THE COLLECTED WORKS OF BILLY THE KID by Michael Ondaatje (Vintage International: $10 paper, 105 pp.). William Bonney first killed a man, it's said, at the age of 12; by the time he was shot dead himself nine years later, by Sheriff Pat Garrett, he had killed at least 26 more. "Blood a necklace on me all my life," acknowledges Billy the Kid in this fictional montage, a work first published in 1970 by Booker Prize-winning writer (for "The English Patient") Michael Ondaatje.
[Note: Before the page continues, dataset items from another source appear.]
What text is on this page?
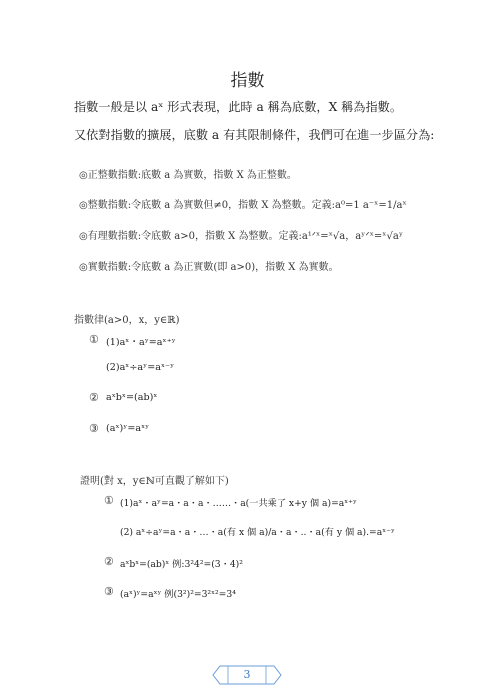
指數
指數一般是以 aˣ 形式表現，此時 a 稱為底數，X 稱為指數。
又依對指數的擴展，底數 a 有其限制條件，我們可在進一步區分為:
◎正整數指數:底數 a 為實數，指數 X 為正整數。
◎整數指數:令底數 a 為實數但≠0，指數 X 為整數。定義:a⁰=1 a⁻ˣ=1/aˣ
◎有理數指數:令底數 a>0，指數 X 為整數。定義:a¹ᐟˣ=ˣ√a，aʸᐟˣ=ˣ√aʸ
◎實數指數:令底數 a 為正實數(即 a>0)，指數 X 為實數。
指數律(a>0，x，y∈ℝ)
① (1)aˣ・aʸ=aˣ⁺ʸ
(2)aˣ÷aʸ=aˣ⁻ʸ
② aˣbˣ=(ab)ˣ
③ (aˣ)ʸ=aˣʸ
證明(對 x，y∈ℕ可直觀了解如下)
① (1)aˣ・aʸ=a・a・a・……・a(一共乘了 x+y 個 a)=aˣ⁺ʸ
(2) aˣ÷aʸ=a・a・…・a(有 x 個 a)/a・a・..・a(有 y 個 a).=aˣ⁻ʸ
② aˣbˣ=(ab)ˣ 例:3²4²=(3・4)²
③ (aˣ)ʸ=aˣʸ 例(3²)²=3²ˣ²=3⁴
3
More prose-poem than novella, "The Collected Works of Billy the Kid" is a tour de force, its subject not mayhem and corruption but perspective and history. Ondaatje does give Billy the chance to explain himself--"Everybody was shooting," he tells a reporter to justify his killing a sheriff during an 1870s New Mexico cattle war--but the writer is more interested in Billy's private side. On his dying pal Charlie Bowdre: "face changing like fast sunshine"; on Garrett: "assassins/come to chaos neutral"; on his last birthday: "angry weather in my head, too."

Ondaatje can be accused of glamorizing criminal life--Garrett is also described as an "academic murderer"--but at bottom he's intent on showing that the past may be best appreciated through a kaleidoscope. To borrow from an old saying, where you stand depends not only on where you sit but where you've been and what you've seen.